To further explore the performance of NAHC₁, CV and GCD were employed in Figure 6. In Figure 6a, all CV curves from 10 mV/s to 100 mV/s were quasi-rectangular in shapes, which indicated that NAHC₁had EDLC behavior from 10 mV/s to 100 mV/s. With the sweep rate increasing, the peak of NAHC₁ was more obvious due to the enhancement of pseudo capacitance. In Figure 6b, the time of charge and discharge process were decreased with the increase in the current density. By calculating capacitance, the capacitance of NAHC₁ was decreased with the increase in current density in Figure 6c. At a low current density, decreasing the capacitance was not obvious. However, it badly decreased at a high current density. Capacitance at 1 A/g was 225.4 F/g, while capacitance at 10 A/g was 151 F/g. The capacitance of NAHC₁ at 10 A/g remained at 67%.

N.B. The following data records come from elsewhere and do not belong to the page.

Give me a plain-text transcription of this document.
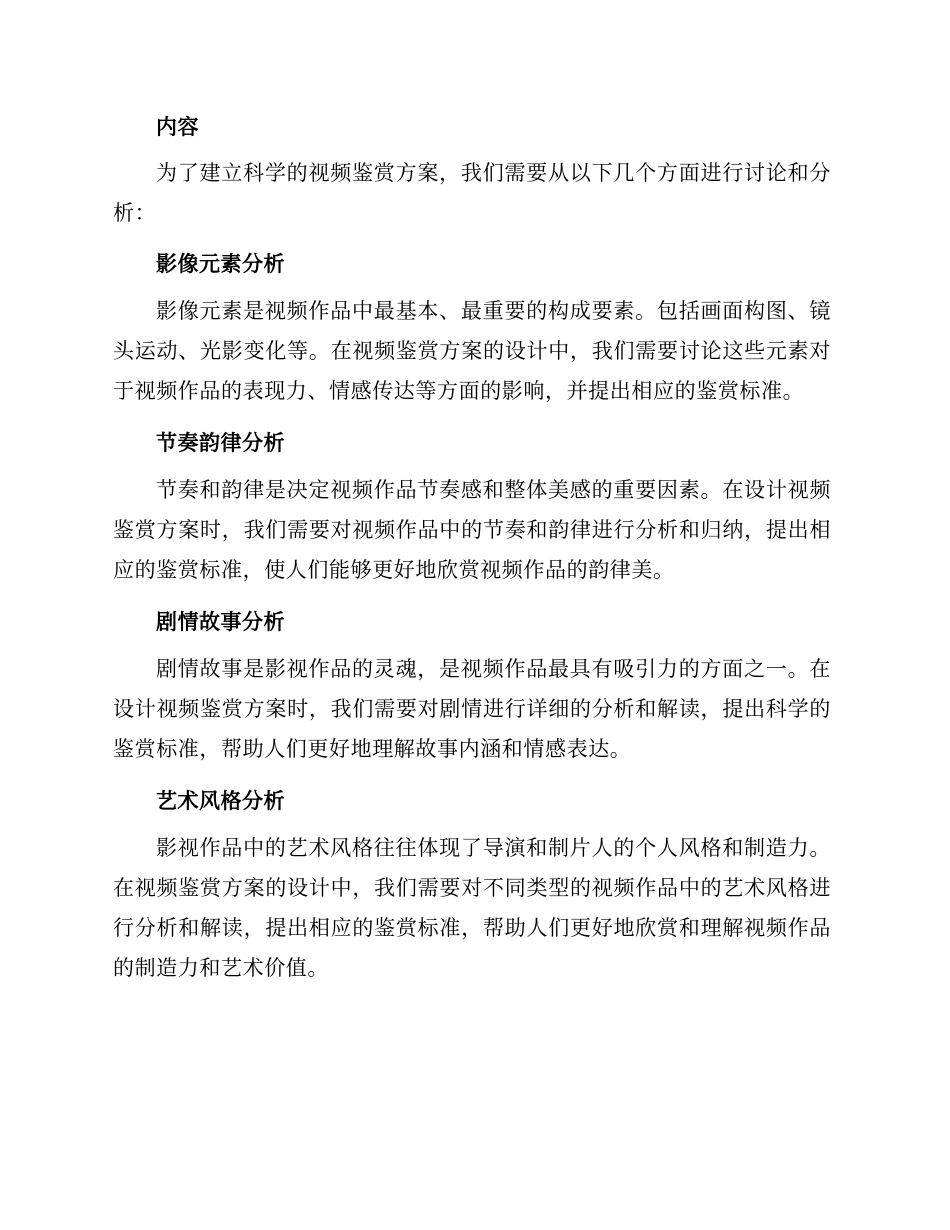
内容

为了建立科学的视频鉴赏方案，我们需要从以下几个方面进行讨论和分析：

影像元素分析

影像元素是视频作品中最基本、最重要的构成要素。包括画面构图、镜头运动、光影变化等。在视频鉴赏方案的设计中，我们需要讨论这些元素对于视频作品的表现力、情感传达等方面的影响，并提出相应的鉴赏标准。

节奏韵律分析

节奏和韵律是决定视频作品节奏感和整体美感的重要因素。在设计视频鉴赏方案时，我们需要对视频作品中的节奏和韵律进行分析和归纳，提出相应的鉴赏标准，使人们能够更好地欣赏视频作品的韵律美。

剧情故事分析

剧情故事是影视作品的灵魂，是视频作品最具有吸引力的方面之一。在设计视频鉴赏方案时，我们需要对剧情进行详细的分析和解读，提出科学的鉴赏标准，帮助人们更好地理解故事内涵和情感表达。

艺术风格分析

影视作品中的艺术风格往往体现了导演和制片人的个人风格和制造力。在视频鉴赏方案的设计中，我们需要对不同类型的视频作品中的艺术风格进行分析和解读，提出相应的鉴赏标准，帮助人们更好地欣赏和理解视频作品的制造力和艺术价值。
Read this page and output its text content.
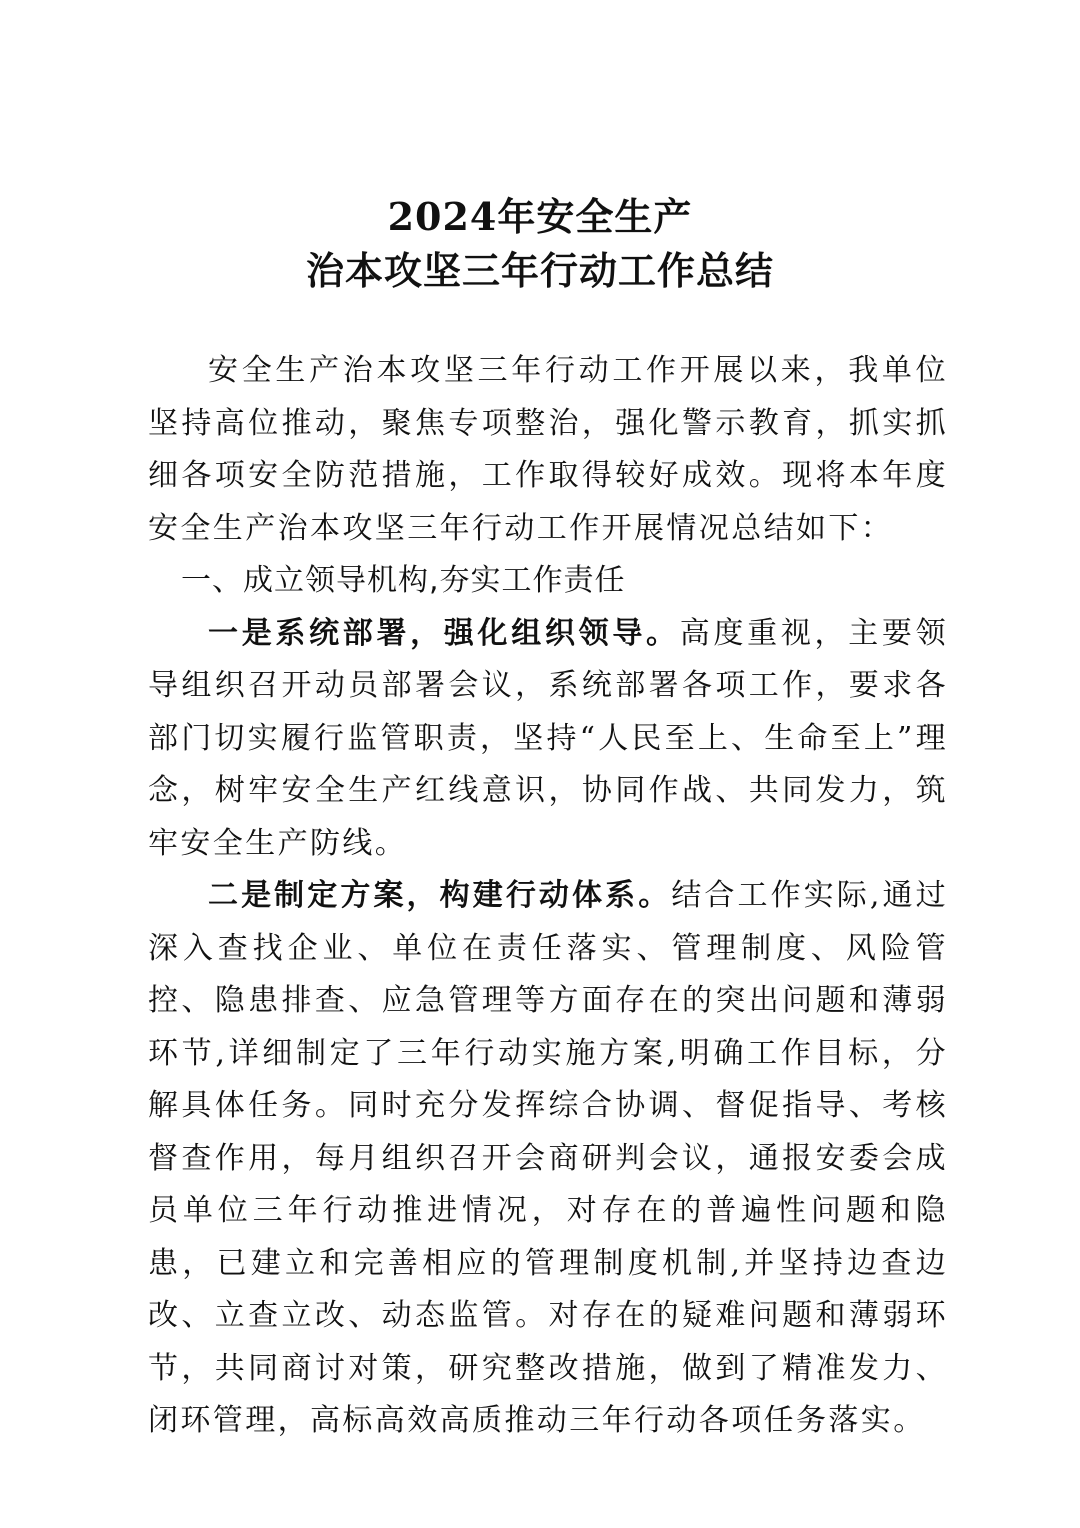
2024年安全生产
治本攻坚三年行动工作总结

安全生产治本攻坚三年行动工作开展以来，我单位坚持高位推动，聚焦专项整治，强化警示教育，抓实抓细各项安全防范措施，工作取得较好成效。现将本年度安全生产治本攻坚三年行动工作开展情况总结如下：

一、成立领导机构,夯实工作责任

一是系统部署，强化组织领导。高度重视，主要领导组织召开动员部署会议，系统部署各项工作，要求各部门切实履行监管职责，坚持“人民至上、生命至上”理念，树牢安全生产红线意识，协同作战、共同发力，筑牢安全生产防线。

二是制定方案，构建行动体系。结合工作实际,通过深入查找企业、单位在责任落实、管理制度、风险管控、隐患排查、应急管理等方面存在的突出问题和薄弱环节,详细制定了三年行动实施方案,明确工作目标，分解具体任务。同时充分发挥综合协调、督促指导、考核督查作用，每月组织召开会商研判会议，通报安委会成员单位三年行动推进情况，对存在的普遍性问题和隐患，已建立和完善相应的管理制度机制,并坚持边查边改、立查立改、动态监管。对存在的疑难问题和薄弱环节，共同商讨对策，研究整改措施，做到了精准发力、闭环管理，高标高效高质推动三年行动各项任务落实。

Table 3. Various precursors based on activated carbon as supercapacitor electrodes.

Carbon Precursor	Cg (F/g)	Electrolyte	Ref.
Coal tar pitch	143	6 M KOH	[42]
Poly(vinyl alcohol)	210	6 M KOH	[43]
Dairy manure	202	6 M KOH	[44]
Setaria viridis	199	6 M KOH	[45]
Lumpy bracket	223	6 M KOH	[46]
Glebionis coronaria	205	6 M KOH	[47]
Bio-oil	225.4	6 M KOH	This work

shows the performance comparison of NAHC₁ with other biomass carbon materials.

4. Conclusions

In this study, different kinds of carbon material from bio-oil were fabricated through hydrothermal pretreatment, nitrogen doping, and KOH activation. The NHCs had a honeycomb-like structure, which promoted the transmission of electrolytes. However, the NHCs had a poor pore structure and a specific surface area of just 14.3789 m²/g; thus, the specific surface of NAHCs was enhanced greatly after KOH activation, which had a specific surface area of 1163.3115 m²/g. The NAHCs had a lower graphitization degree and I_D/I_G than the NHCs. The nitrogen content was improved by nitrogen doping. NAHC₁ had a nitrogen content of 3.47%. The nitrogen doping types of NAHC₁ were mainly pyridinic-N(N-6), pyrrolic-N(N-5), and quaternary-N(N-Q), which contribute to the enhancement of the electrochemical performance. Compared with other NAHCs, NAHC₁ had a higher nitrogen content. Thus, NAHC₁ had the best electrochemical performance of 225.4 F/g at 1 A/g. Compared with other NAHCs, NAHC₁ had nitrogen content. Then NAHC₂ had an electrochemical performance of 183.3 F/g and NAHC₃ had an electrochemical performance of 175.3 F/g at 1 A/g. As a result of poor structure, NHCs had a very low electrochemical performance of 63.2–82.8 F/g at 1 A/g. In conclusion, carbon material electrochemical performance factors are varied. In this study, the optimal synthesis sample was NAHC₁.